Find the volume of the given solid: above the cone
z = ((x^2) + (y^2))^0.5 and below the sphere (x^2) + (y^2) + (z^2)=1.
Thanks for any help.
As a triple integral, you can use cylindrical coordinates.
Note that $\displaystyle r\leqslant z\leqslant \sqrt{1-r^2}$ and $\displaystyle 0\leqslant\theta\leqslant2\pi$
Now to find r, find where the surfaces intersect.
This would be where $\displaystyle z=\sqrt{r^2}\implies r^2+(\sqrt{r})^2=1\implies r^2=\tfrac{1}{2}\implies r=\frac{\sqrt{2}}{2}$. Thus, $\displaystyle 0\leqslant r\leqslant \frac{\sqrt{2}}{2}$
Therefore, your triple integral would be $\displaystyle \int_0^{2\pi}\int_0^{\frac{\sqrt{2}}{2}}\int_r^{\s qrt{1-r^2}}r\,dz\,dr\,d\theta$
Does this make sense?
Once again we use cylindrical coordinates:
For the cone we have, in cylindrical coordinates: r = z,
For the sphere we have: r = $\displaystyle \sqrt[]{1-z^2}$
Note that the cone is inverted, so the volume makes an ice-cream cone shape. Where exactly does the cone run into the sphere?

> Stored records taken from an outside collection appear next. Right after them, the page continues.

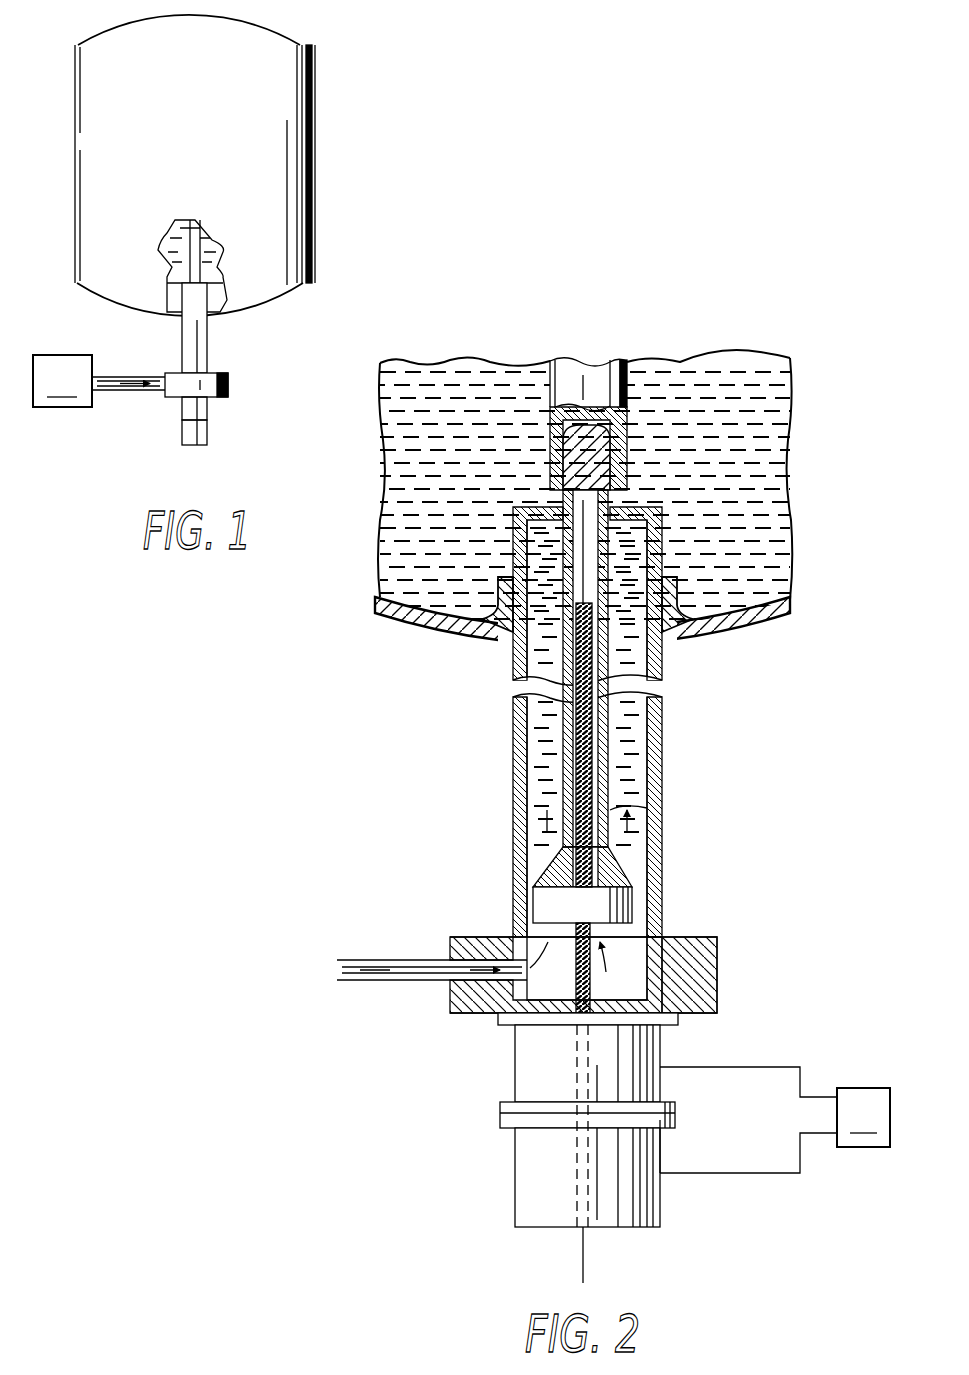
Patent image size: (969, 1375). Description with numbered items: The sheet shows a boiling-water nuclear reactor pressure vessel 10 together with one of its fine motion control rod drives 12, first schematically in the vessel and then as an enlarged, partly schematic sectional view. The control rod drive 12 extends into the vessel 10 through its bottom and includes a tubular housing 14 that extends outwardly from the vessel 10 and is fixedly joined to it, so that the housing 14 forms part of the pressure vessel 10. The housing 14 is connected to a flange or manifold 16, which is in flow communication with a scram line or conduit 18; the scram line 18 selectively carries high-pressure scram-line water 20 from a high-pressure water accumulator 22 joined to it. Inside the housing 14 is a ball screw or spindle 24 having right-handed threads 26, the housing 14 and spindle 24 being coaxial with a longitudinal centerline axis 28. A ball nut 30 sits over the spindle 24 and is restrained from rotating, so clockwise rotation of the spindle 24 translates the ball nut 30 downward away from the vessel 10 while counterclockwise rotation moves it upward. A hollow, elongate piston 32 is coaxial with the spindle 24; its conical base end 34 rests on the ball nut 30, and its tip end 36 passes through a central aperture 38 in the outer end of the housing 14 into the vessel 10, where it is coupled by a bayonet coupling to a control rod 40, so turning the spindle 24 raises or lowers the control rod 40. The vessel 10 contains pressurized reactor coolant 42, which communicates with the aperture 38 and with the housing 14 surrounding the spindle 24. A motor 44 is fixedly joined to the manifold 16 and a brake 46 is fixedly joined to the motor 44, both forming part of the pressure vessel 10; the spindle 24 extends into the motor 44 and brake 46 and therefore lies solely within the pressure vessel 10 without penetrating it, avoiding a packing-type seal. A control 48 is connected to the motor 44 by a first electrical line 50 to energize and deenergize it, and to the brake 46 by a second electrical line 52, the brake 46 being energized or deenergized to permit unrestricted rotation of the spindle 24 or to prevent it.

In FIG. 1, the nuclear reactor pressure vessel 10 is at (315, 120).
In FIG. 2, the nuclear reactor pressure vessel 10 is at (440, 622).
In FIG. 1, the fine motion control rod drive 12 is at (210, 337).
In FIG. 2, the fine motion control rod drive 12 is at (666, 756).
In FIG. 2, the tubular housing 14 is at (512, 740).
In FIG. 1, the flange or manifold 16 is at (230, 388).
In FIG. 2, the flange or manifold 16 is at (700, 937).
In FIG. 1, the scram line or conduit 18 is at (130, 393).
In FIG. 2, the scram line or conduit 18 is at (393, 957).
In FIG. 2, the high-pressure scram-line water 20 is at (640, 500).
In FIG. 1, the high-pressure water accumulator 22 is at (62, 381).
In FIG. 2, the ball screw or spindle 24 is at (592, 986).
In FIG. 2, the right-handed threads 26 is at (520, 935).
In FIG. 2, the longitudinal centerline axis 28 is at (598, 1255).
In FIG. 2, the ball nut 30 is at (640, 900).
In FIG. 2, the hollow elongate piston 32 is at (640, 810).
In FIG. 2, the conical base end 34 is at (620, 870).
In FIG. 1, the tip end 36 is at (220, 256).
In FIG. 2, the tip end 36 is at (606, 453).
In FIG. 2, the central aperture 38 is at (555, 505).
In FIG. 1, the control rod 40 is at (205, 240).
In FIG. 2, the control rod 40 is at (610, 365).
In FIG. 1, the pressurized coolant 42 is at (160, 255).
In FIG. 2, the pressurized coolant 42 is at (410, 485).
In FIG. 1, the motor 44 is at (210, 413).
In FIG. 2, the motor 44 is at (515, 1047).
In FIG. 1, the brake 46 is at (210, 440).
In FIG. 2, the brake 46 is at (515, 1172).
In FIG. 2, the control 48 is at (863, 1117).
In FIG. 2, the first electrical line 50 is at (762, 1067).
In FIG. 2, the second electrical line 52 is at (735, 1172).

Thats when z = $\displaystyle \sqrt[]{1-z^2}$, or z = $\displaystyle \pm \, \sqrt[]{\frac{1}{2}}$. This is not quite true since, as it is defined, the cone doesn't extend into the negative z range. So we stick with positive $\displaystyle \sqrt[]{\frac{1}{2}}$.
This time we break it up into two integrals. We have to change over from the cone to the sphere when we reach z = $\displaystyle \sqrt[]{\frac{1}{2}}$
Volume = $\displaystyle \int_{0 }^{ \sqrt[ ]{ \frac{ 1}{2 } } } \int_{0 }^{2\pi } \int_{ 0}^{ z} rdrd \theta dz + \int_{ \sqrt[ ]{ \frac{1 }{2 } } }^{ 1} \int_{0 }^{2 \pi } \int_{0 }^{ \sqrt[ ]{ 1-z^2} } rdrd \theta dz$
Note how in the first integral we integrate r from 0 to z, corresponding to the cone. In the second we integrate corresponding to the sphere.

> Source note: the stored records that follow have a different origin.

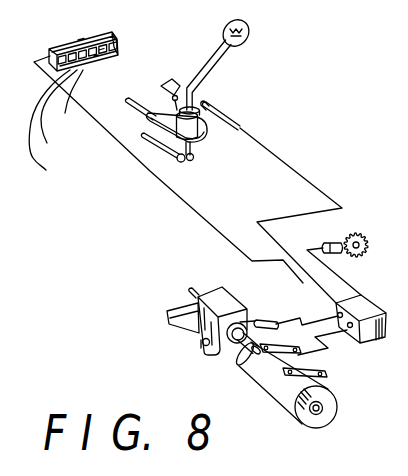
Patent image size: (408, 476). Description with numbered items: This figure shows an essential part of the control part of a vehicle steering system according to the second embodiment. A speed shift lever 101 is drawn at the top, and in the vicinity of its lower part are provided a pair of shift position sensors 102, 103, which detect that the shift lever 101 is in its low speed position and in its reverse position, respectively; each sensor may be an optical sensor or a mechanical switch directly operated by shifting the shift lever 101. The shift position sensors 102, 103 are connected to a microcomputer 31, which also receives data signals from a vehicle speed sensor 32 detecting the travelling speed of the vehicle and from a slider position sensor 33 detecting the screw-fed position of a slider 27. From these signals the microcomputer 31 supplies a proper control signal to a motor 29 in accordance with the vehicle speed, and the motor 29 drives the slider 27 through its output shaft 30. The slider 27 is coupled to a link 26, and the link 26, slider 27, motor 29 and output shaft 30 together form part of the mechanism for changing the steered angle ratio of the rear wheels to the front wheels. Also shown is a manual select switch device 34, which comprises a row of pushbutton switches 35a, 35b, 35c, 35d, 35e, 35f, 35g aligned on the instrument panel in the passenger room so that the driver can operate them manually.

The manual select switch device 34 is at (116, 30).
The pushbutton switch 35a is at (120, 53).
The pushbutton switch 35b is at (102, 57).
The pushbutton switch 35c is at (98, 62).
The pushbutton switch 35d is at (78, 39).
The pushbutton switch 35e is at (69, 104).
The pushbutton switch 35f is at (63, 116).
The pushbutton switch 35g is at (54, 129).
The speed shift lever 101 is at (222, 63).
The shift position sensor 102 is at (172, 85).
The shift position sensor 103 is at (207, 112).
The vehicle speed sensor 32 is at (340, 240).
The microcomputer 31 is at (374, 304).
The slider 27 is at (228, 302).
The slider position sensor 33 is at (266, 320).
The link 26 is at (189, 336).
The output shaft 30 is at (240, 356).
The motor 29 is at (271, 388).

I got $\displaystyle -\frac{1}{3} \left(-2+\sqrt{2}\right) \pi \approx .613$ for the volume.
I would recommend spherical coordinates because I see much more spherical symmetry than cylindrical symmetry!
The sphere $\displaystyle x^2+ y^2+ z^2= 1$ in spherical coordinates is just $\displaystyle \rho= 1$.
The cone $\displaystyle z= \sqrt{x^2+ y^2}$ is $\displaystyle \rho cos(\phi)= \rho sin(\phi)$ or $\displaystyle tan(\phi)= 1$ so $\displaystyle \phi= \pi/4$.
The volume is given by
$\displaystyle \int_{\theta= 0}^{2\pi}\int_{\phi= 0}^{\pi/4}\int_{\rho= 0}^1 \rho^2 sin(\phi)d\rho d\phi d\theta$$\displaystyle = \left(\int_0^{2\pi} d\theta\right)\left(\int_0^{\pi/4} sin(\phi)d\phi\right)\left(\int_0^1 \rho^2 d\rho\right)$